Ohne Abitur studieren: Voraussetzungen & Prüfungen
Wenn Du ohne Abitur studieren möchtest, benötigst Du eine entsprechende Voraussetzung. Um eine Bewerbung für ein Studium abzuschließen, musst Du über eine fachnahe Berufsausbildung verfügen, die in direktem Zusammenhang zu dem Fach, das Du studieren möchtest, steht. Beispielsweise ist eine Ausbildung im Bereich der Pflege notwendig, wenn Du Dich für ein Medizinstudium bewerben möchtest. Darüber hinaus müssen mindestens drei Jahre Berufserfahrung nachgewiesen werden, bevor Du Dich für ein Studium bewerben kannst. In vielen Fällen kannst Du auch eine Aufnahmeprüfung ablegen, um Deine Eignung für das jeweilige Studienfach nachzuweisen.
Ausbildung in der Gesundheitsbranche: Weg zum Medizinstudium
Du hast vor, im medizinischen Bereich zu arbeiten? Dann kannst du dir durch eine Ausbildung in der Gesundheitsbranche den Weg zum Medizinstudium ebnen. Es gibt eine ganze Reihe von Berufen, die in Frage kommen, wie z.B. medizinische Fachangestellte, Gesundheits- und Krankenpfleger*in oder Ergotherapeut*in. Eine solche Ausbildung bietet dir nicht nur eine breite Basis an Fachwissen, sondern auch eine anerkannte Qualifikation, die dir den Einstieg ins Medizinstudium ermöglicht. Außerdem sammelst du bereits während der Ausbildung praktische Erfahrungen im Umgang mit Patient*innen.
Fazit
Mit einem Fachabschluss in Medizin kannst du an einer Vielzahl von Universitäten in Deutschland studieren. Zu den bekanntesten und renommiertesten Universitäten zählen die Charité in Berlin, die Ludwig-Maximilians-Universität in München, die Universität Heidelberg und die Universität Bonn. Ebenso kannst du an vielen anderen Universitäten im ganzen Land Medizin studieren. Dazu gehören die Universität Freiburg, die Universität Leipzig, die Universität Göttingen, die Universität Erlangen-Nürnberg und die Universität Würzburg.

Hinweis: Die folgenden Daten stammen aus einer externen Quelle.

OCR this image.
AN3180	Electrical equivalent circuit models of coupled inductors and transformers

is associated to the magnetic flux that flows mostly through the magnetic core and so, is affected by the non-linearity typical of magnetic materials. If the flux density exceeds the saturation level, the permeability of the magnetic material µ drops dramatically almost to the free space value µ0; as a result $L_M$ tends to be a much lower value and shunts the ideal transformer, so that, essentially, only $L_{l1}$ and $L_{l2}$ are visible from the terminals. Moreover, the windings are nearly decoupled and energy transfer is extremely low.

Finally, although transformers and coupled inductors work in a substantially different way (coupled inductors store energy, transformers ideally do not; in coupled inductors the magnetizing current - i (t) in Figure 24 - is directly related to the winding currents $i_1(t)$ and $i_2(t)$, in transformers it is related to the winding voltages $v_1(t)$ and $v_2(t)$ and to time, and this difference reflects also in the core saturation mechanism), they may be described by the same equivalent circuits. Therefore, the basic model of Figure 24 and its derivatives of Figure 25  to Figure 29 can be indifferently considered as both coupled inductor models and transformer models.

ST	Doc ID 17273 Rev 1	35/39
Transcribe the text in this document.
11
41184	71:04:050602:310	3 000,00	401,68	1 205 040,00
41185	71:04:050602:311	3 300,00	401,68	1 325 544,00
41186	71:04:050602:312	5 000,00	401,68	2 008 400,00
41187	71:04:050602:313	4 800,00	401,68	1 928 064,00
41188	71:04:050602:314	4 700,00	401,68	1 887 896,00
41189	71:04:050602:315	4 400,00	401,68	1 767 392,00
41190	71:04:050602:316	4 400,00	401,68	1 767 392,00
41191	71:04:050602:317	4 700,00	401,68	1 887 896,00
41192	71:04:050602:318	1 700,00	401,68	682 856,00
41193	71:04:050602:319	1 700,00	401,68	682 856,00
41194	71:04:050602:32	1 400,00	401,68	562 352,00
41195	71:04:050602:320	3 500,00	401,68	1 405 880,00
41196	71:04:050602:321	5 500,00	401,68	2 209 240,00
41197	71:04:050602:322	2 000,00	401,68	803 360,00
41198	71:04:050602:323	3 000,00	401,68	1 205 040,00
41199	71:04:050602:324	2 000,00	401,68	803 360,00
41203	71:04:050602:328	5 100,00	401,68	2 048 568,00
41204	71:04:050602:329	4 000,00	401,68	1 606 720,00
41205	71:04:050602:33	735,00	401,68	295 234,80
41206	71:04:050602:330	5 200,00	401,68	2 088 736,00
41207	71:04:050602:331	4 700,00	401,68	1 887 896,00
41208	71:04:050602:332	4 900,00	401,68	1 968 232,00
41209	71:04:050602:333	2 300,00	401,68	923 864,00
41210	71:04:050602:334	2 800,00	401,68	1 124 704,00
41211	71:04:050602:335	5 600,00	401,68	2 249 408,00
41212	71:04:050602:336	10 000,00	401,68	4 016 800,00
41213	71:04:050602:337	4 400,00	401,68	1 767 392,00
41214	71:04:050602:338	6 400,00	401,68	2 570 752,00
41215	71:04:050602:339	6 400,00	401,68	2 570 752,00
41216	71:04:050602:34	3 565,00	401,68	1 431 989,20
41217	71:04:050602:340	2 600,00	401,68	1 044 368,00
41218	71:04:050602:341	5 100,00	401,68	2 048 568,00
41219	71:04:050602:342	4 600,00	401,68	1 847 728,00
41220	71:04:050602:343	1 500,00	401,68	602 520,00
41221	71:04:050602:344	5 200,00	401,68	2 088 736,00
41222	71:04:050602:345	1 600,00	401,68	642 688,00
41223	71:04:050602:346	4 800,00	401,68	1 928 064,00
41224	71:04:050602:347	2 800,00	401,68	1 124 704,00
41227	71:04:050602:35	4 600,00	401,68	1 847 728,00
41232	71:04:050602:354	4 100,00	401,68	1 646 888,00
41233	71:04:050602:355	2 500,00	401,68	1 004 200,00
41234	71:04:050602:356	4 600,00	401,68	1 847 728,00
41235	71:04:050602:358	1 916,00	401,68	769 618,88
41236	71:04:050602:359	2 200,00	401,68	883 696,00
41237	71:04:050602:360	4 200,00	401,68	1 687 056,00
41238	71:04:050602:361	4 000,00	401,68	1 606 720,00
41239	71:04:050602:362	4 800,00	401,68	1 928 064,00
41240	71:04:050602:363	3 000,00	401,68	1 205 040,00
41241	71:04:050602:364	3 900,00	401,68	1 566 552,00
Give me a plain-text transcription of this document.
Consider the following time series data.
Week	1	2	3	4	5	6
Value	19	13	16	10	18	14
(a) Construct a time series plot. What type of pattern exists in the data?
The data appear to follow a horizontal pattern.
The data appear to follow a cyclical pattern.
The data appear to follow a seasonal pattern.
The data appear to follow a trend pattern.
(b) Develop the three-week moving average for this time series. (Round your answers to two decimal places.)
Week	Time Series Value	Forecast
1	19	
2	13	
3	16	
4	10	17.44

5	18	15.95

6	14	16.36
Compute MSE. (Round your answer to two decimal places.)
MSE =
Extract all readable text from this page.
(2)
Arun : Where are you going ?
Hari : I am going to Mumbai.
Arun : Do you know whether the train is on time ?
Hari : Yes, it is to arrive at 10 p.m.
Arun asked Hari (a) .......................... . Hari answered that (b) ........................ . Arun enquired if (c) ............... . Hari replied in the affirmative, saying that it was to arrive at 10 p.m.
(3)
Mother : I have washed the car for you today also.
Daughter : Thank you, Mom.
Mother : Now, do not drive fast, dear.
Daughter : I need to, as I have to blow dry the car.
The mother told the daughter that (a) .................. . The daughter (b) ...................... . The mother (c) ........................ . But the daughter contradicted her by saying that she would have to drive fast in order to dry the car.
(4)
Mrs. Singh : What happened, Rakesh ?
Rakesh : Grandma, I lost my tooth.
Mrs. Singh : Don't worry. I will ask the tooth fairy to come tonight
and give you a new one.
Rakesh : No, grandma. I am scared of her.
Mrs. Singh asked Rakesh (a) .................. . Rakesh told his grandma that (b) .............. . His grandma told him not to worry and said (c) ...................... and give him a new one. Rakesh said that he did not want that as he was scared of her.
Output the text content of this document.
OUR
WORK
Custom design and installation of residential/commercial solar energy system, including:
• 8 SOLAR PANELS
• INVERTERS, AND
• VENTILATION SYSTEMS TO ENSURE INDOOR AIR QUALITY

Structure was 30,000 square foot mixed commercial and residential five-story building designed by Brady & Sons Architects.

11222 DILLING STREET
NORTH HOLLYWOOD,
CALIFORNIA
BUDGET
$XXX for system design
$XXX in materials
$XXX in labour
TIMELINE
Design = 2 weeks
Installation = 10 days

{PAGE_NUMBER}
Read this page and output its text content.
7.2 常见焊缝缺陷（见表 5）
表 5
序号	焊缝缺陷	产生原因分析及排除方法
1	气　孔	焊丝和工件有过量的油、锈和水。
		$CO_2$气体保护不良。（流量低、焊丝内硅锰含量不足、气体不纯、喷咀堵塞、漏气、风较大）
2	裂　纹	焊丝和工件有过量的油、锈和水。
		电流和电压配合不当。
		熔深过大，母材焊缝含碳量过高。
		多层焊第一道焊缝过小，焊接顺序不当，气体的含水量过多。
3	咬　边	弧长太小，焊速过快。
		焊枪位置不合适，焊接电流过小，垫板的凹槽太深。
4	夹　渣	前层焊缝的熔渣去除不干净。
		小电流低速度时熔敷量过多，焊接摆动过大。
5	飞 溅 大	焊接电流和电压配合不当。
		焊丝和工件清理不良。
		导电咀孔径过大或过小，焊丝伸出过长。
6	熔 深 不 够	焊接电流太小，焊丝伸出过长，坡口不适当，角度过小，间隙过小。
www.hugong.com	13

Du kannst mit deinem Fachabi Medizin an vielen Hochschulen in Deutschland und auch im Ausland studieren. Es lohnt sich also, die verschiedenen Optionen zu erkunden und sich über die Anforderungen und Voraussetzungen für jede Hochschule zu informieren, bevor du deine Entscheidung triffst.